The steps in question are now named Dutton’s Steps and run next to St. Petersgate Bridge, opposite Turner’s Vaults. Back in the early 1900s, one venue located near these steps was a dance hall, and the story goes that the daughter of a church warden would sneak out at night to attend events at said dance hall. Party on, girl!
Dutton Steps, town centre viewed from Little Underbank going up to the Market Place, image dated 1901-1902 - Stockport Image Archive
Of course, the story can’t be that simple. The church warden found out about his daughter’s nightly, sinful, trips to the dance hall and ordered the local vicar to give her a stern talking to. The vicar scolded her, lecturing that one night, if she kept sneaking out to the dance hall, she would meet the Devil there who would make her dance with him. Sounds like a pretty good time to me.
Dance halls were seen as rather immoral places to go in religious communities, and her mother was so worried that the vicar would be correct in his prediction that she took it upon herself to sew a crucifix into the lining of her daughter’s dress. But the vicar’s stern words, and her mother’s worry, did not stop the girl from going to the dance hall. One night, whilst she was there, she met an extremely handsome man, very attractive, almost too good to resist dancing with. And so she did, out her hand went and he took it. Who was this handsome man? You guessed it! No less than the Devil himself.
Once revealing himself to her, he dragged her over to Dutton’s Steps and was just about to unravel his wings and fly off with her when his hand scraped over the cross sewn into her clothing. Probably burning him, as most depictions say, the Devil was furious. He let go of the girl, stamped his foot in a temper tantrum, and took off by himself.
The girl, having been let go by the Devil, fell back onto the steps, burning her face on the hoof mark left in one of the stairs. The girl was escorted home after this endeavour, supposedly turning completely insane from the event. Her face remained burnt as a reminder of her misstep, and she never truly regained her sanity. The girl, her church warden father and her mother lived across from the Rectory on Churchgate, and apparently the girl could be seen every new moon dancing around the mound at the side of the Rectory.

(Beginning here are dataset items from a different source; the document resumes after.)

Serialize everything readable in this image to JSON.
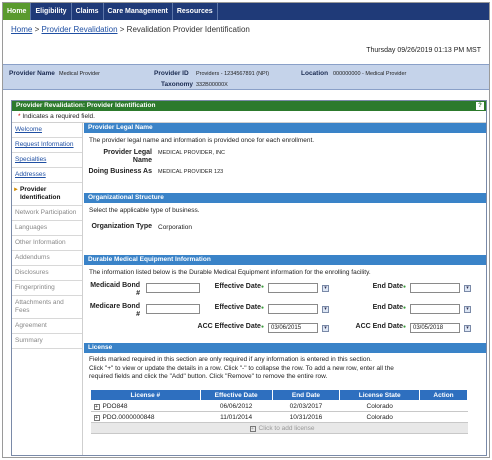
{
  "nav": {
    "tabs": [
      "Home",
      "Eligibility",
      "Claims",
      "Care Management",
      "Resources"
    ]
  },
  "breadcrumb": {
    "home": "Home",
    "sep1": ">",
    "revalidation": "Provider Revalidation",
    "sep2": ">",
    "current": "Revalidation Provider Identification"
  },
  "datetime": "Thursday 09/26/2019 01:13 PM MST",
  "info": {
    "provider_name_label": "Provider Name",
    "provider_name": "Medical Provider",
    "provider_id_label": "Provider ID",
    "provider_id": "Providers - 1234567891 (NPI)",
    "location_label": "Location",
    "location": "000000000 - Medical Provider",
    "taxonomy_label": "Taxonomy",
    "taxonomy": "332B00000X"
  },
  "panel": {
    "title": "Provider Revalidation: Provider Identification",
    "help": "?",
    "required_note": "Indicates a required field."
  },
  "sidebar": [
    "Welcome",
    "Request Information",
    "Specialties",
    "Addresses",
    "Provider Identification",
    "Network Participation",
    "Languages",
    "Other Information",
    "Addendums",
    "Disclosures",
    "Fingerprinting",
    "Attachments and Fees",
    "Agreement",
    "Summary"
  ],
  "legal": {
    "header": "Provider Legal Name",
    "intro": "The provider legal name and information is provided once for each enrollment.",
    "legal_name_label": "Provider Legal Name",
    "legal_name": "MEDICAL PROVIDER, INC",
    "dba_label": "Doing Business As",
    "dba": "MEDICAL PROVIDER 123"
  },
  "org": {
    "header": "Organizational Structure",
    "intro": "Select the applicable type of business.",
    "type_label": "Organization Type",
    "type": "Corporation"
  },
  "dme": {
    "header": "Durable Medical Equipment Information",
    "intro": "The information listed below is the Durable Medical Equipment information for the enrolling facility.",
    "medicaid_label": "Medicaid Bond #",
    "medicare_label": "Medicare Bond #",
    "eff_label": "Effective Date",
    "end_label": "End Date",
    "acc_eff_label": "ACC Effective Date",
    "acc_eff": "03/06/2015",
    "acc_end_label": "ACC End Date",
    "acc_end": "03/05/2018"
  },
  "license": {
    "header": "License",
    "intro_1": "Fields marked required in this section are only required if any information is entered in this section.",
    "intro_2": "Click \"+\" to view or update the details in a row. Click \"-\" to collapse the row. To add a new row, enter all the",
    "intro_3": "required fields and click the \"Add\" button. Click \"Remove\" to remove the entire row.",
    "columns": [
      "License #",
      "Effective Date",
      "End Date",
      "License State",
      "Action"
    ],
    "rows": [
      {
        "license": "PDO848",
        "effective": "06/06/2012",
        "end": "02/03/2017",
        "state": "Colorado"
      },
      {
        "license": "PDO.0000000848",
        "effective": "11/01/2014",
        "end": "10/31/2016",
        "state": "Colorado"
      }
    ],
    "add_label": "Click to add license"
  }
}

This mound was a raised lump of earth, about 6ft wide, that children were warned to keep far away from. Legend of the mound was that church members who died from the Plague were buried under there, not the place you’d expect someone to dance around at night… Those who saw the girl dance around the mound believed that she was defying the Devil to return to claim her.
Locals, and visitors, to this area have reported hearing very faint music playing and mysterious footsteps stomping when climbing the Devil’s Steps at midnight.